BERLINER PLATTEN : Ein Besuch in der Gruft der Metal-Malocher: Tunes of Dawn könnten irgendwie auch Finnen sein und Orphan Hate klopfen schwere Steine
Berlin mag ja für allerhand bekannt sein, als Stadt des Techno-Bretts, für seine Electronica- und Reggae-Szenen, als Heimat von Neubauten und Rammstein. Aber als Metal- oder Gothic-Hochburg ist die Hauptstadt nicht gerade berüchtigt. Trotzdem gibt es natürlich die entsprechenden Clubs, Labels und Bands. Tunes of Dawn heißen nicht nur „Melodien des Morgengrauens“, sondern klingen auf ihrem Debütalbum „Of Tragedies In The Morning & Solutions In The Evening“ auch so. Ein bisschen düster, gern mittelschnell, mit satt rotierenden Gitarren und einem Sänger, der samten die Stimme raspelt, wenn er die einschlägigen Themen behandelt: Als da wären miese Morgen („One Mornings Tragedy“), unglückliche Untote („Vampire’s Journal“) und natürlich die enge Verbindung zwischen Selbstmord und Liebe („A Love Ends Suicide“). Was junge Männer, die sich und ihr Gefühlsleben ein bisschen zu wichtig nehmen, eben so abzusondern belieben.

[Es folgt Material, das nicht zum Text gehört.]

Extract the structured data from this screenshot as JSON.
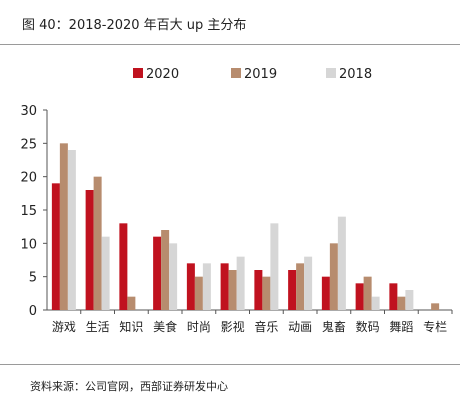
{
  "figure": {
    "title": "图 40：2018-2020 年百大 up 主分布",
    "source": "资料来源：公司官网，西部证券研发中心"
  },
  "chart_data": {
    "type": "bar",
    "title": "",
    "xlabel": "",
    "ylabel": "",
    "ylim": [
      0,
      30
    ],
    "yticks": [
      0,
      5,
      10,
      15,
      20,
      25,
      30
    ],
    "grid": false,
    "legend_position": "top-center",
    "categories": [
      "游戏",
      "生活",
      "知识",
      "美食",
      "时尚",
      "影视",
      "音乐",
      "动画",
      "鬼畜",
      "数码",
      "舞蹈",
      "专栏"
    ],
    "series": [
      {
        "name": "2020",
        "color": "#c0121f",
        "values": [
          19,
          18,
          13,
          11,
          7,
          7,
          6,
          6,
          5,
          4,
          4,
          0
        ]
      },
      {
        "name": "2019",
        "color": "#b78c6e",
        "values": [
          25,
          20,
          2,
          12,
          5,
          6,
          5,
          7,
          10,
          5,
          2,
          1
        ]
      },
      {
        "name": "2018",
        "color": "#d6d6d6",
        "values": [
          24,
          11,
          0,
          10,
          7,
          8,
          13,
          8,
          14,
          2,
          3,
          0
        ]
      }
    ]
  }
}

Aus diesem Schema brechen Tunes of Dawn, das Nebenprojekt des Scream-Silence-Bassisten Hagen Schneevoigt, nur selten aus: Durch „Death Is Beautiful“ wabert eine Orgel wie von den Doors, und in „Motorcycle Baby“ werden mit Alarmgitarren und einer zweiten, revalrauchertiefen Stimme die Errungenschaften der benachbarten Genres Death und Doom Metal zitiert. Kurz gesagt: Tunes of Dawn sind Berlins Antwort auf HIM. Von den finnischen Teenie-Lieblingen trennt unsere heimischen Goth-Rocker womöglich nur ein einziger Smash-Hit, denn grundsätzlich sind ihre Mini-Tragödien ziemlich eingängig, stets schwer romantisch, und sie verabreichen den unabdingbaren Weltschmerz dann doch in recht gut verdaulichen Dosierungen.

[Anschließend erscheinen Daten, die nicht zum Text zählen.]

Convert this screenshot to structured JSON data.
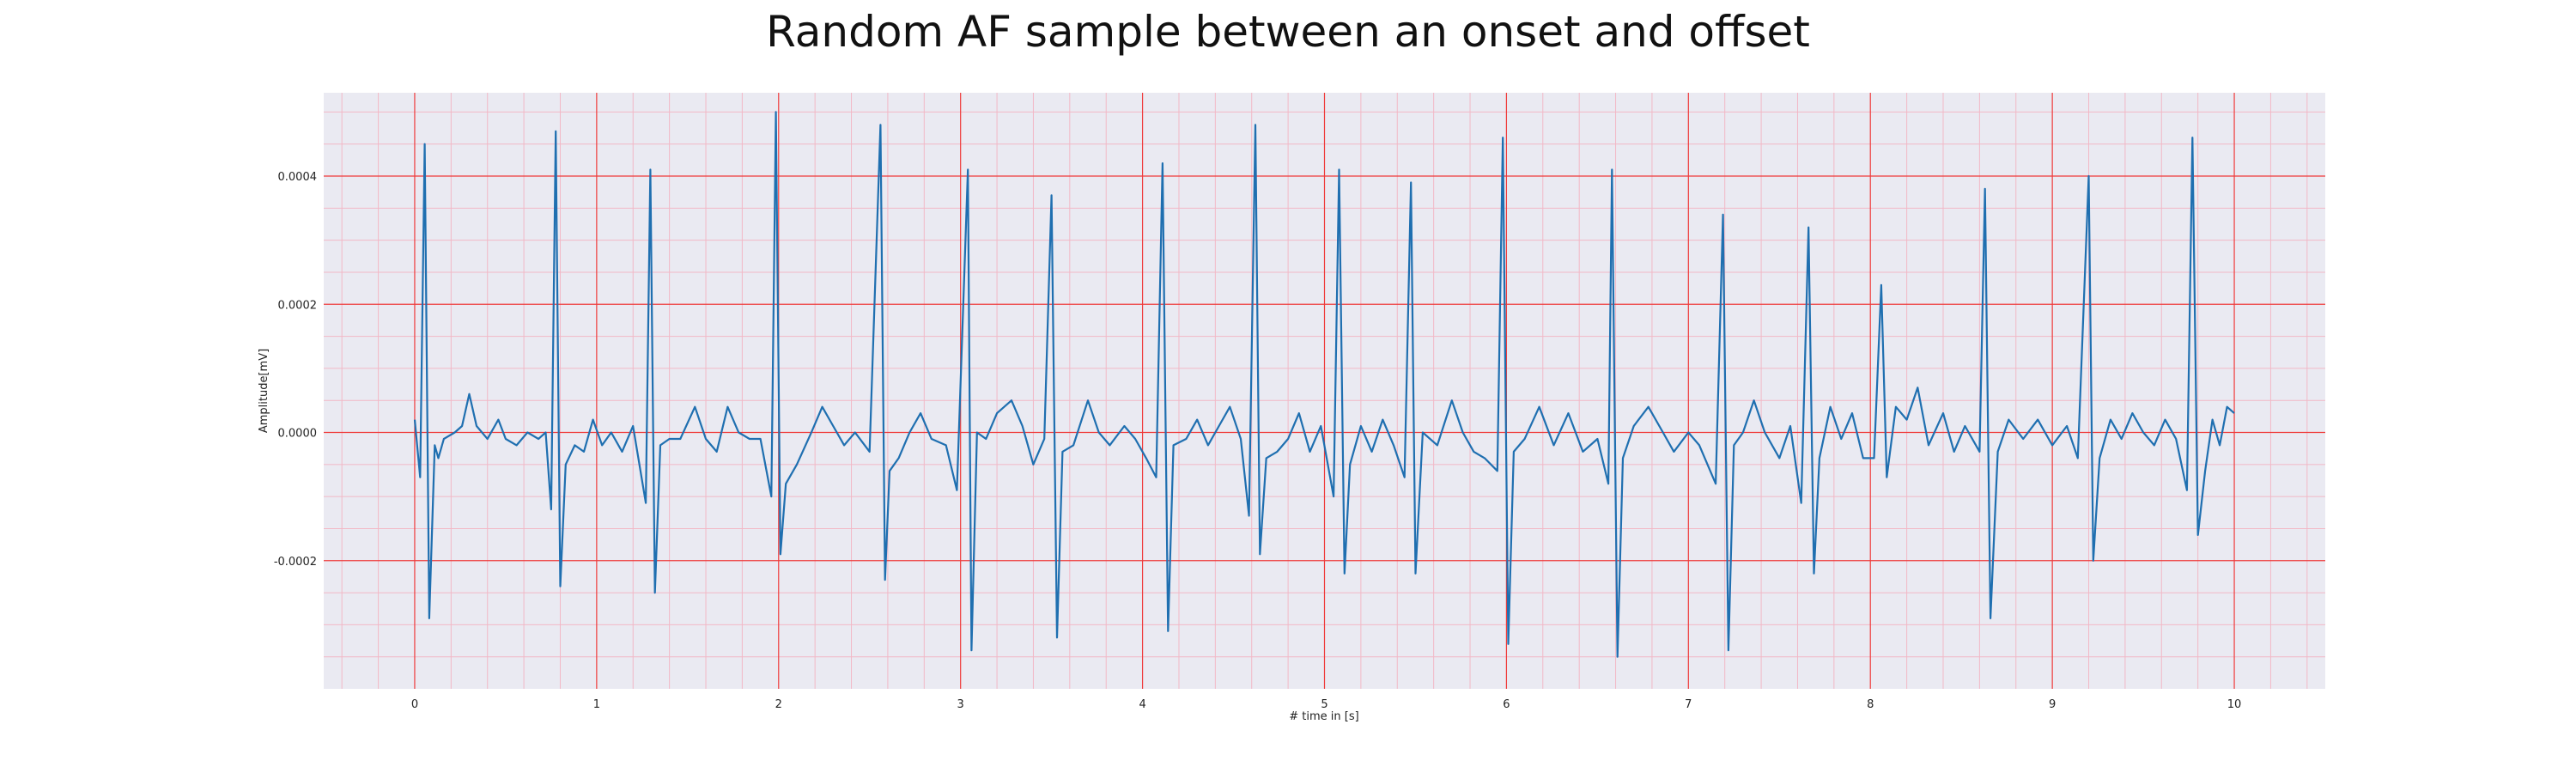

Auch Orphan Hate sind, zumindest zu vier Fünfteln, junge Männer, aber nichts läge ihnen ferner als Romantik. Die jungen Männer sind auf „Blinded By Illusions“ noch wütend, im hormonellen Ungleichgewicht und irgendwie richtungslos. Folglich ist Musik hier noch Schwerstarbeit, das Klopfen schwerer Steine, das Bohren dicker Bretter. Früher hätte man Hardcore dazu gesagt, heute heißt das Thrash Metal: Die Rhythmen stolpern in viele denkbare Richtungen, die Gitarren sägen ziellos und der Schlagzeuger haut alles kurz und klein. Das alles soll dem geneigten Zuhörer sagen: Die Welt ist hart, deshalb muss es die Musik auch sein. Verstehste?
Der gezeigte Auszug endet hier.